MINUTES: PROPAGATION OF REGULATION
- SUMMARY OF VAL'S ISSUE: Should annotations be propagated along the regulates relationship?
- To know when it's involved in a process directly, and when it regulates a process, you need to know the function of the GP. If the function is part of that process, then your GP is part of the process, not regulating it. For many GPs though, we don't know the MF; we just know the process that's affected (and we don't know whether it's part of the process or regulating the process). Formerly, if we didn't know whether the GP was part of the process or was regulating the process, we'd annotate to the process.

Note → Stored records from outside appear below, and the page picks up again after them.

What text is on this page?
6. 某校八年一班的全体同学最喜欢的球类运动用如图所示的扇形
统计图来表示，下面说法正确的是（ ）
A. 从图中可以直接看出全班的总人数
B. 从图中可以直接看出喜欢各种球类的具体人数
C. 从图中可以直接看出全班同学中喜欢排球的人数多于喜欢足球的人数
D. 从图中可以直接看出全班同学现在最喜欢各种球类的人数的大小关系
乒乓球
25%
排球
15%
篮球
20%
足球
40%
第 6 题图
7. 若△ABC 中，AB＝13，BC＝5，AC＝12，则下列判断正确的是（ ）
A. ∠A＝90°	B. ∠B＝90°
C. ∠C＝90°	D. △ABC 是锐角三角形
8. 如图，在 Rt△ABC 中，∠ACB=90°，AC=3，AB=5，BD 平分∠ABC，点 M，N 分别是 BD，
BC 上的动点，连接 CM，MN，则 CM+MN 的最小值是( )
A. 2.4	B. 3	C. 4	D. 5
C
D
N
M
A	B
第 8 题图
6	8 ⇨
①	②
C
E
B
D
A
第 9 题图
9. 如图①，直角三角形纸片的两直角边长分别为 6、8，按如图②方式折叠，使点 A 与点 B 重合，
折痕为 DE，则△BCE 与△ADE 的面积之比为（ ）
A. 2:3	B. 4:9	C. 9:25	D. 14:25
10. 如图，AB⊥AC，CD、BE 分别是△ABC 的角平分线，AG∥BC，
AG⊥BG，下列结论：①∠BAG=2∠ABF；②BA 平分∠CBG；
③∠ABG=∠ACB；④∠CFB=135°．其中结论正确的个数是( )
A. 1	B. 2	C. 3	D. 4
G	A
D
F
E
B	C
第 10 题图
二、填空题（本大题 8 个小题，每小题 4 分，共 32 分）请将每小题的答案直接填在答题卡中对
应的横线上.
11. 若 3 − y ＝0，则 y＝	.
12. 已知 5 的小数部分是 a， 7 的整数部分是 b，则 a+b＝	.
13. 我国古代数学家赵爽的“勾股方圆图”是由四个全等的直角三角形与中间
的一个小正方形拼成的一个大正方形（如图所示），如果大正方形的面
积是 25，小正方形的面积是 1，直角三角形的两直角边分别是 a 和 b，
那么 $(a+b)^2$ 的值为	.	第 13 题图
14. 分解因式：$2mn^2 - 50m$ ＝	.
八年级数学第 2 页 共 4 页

- Chris suggested the possibility of being able to annotate to 'process OR regulates process.... we don't know which'.
- David suggested annotating to a function, and putting 'part_of process x' in column 16. or 'regulation of process x' in column 16.
- Tanya suggested analysing the existing functions for GPs, and using them to clean up the existing process vs regulates_a_process annotations.
AI: Need to present this task to the PIs to see if they think a clean-up is a priority. AI: Ran out of time, so need to come back to the specifics of this on the next call, with exactly what to present to PIs.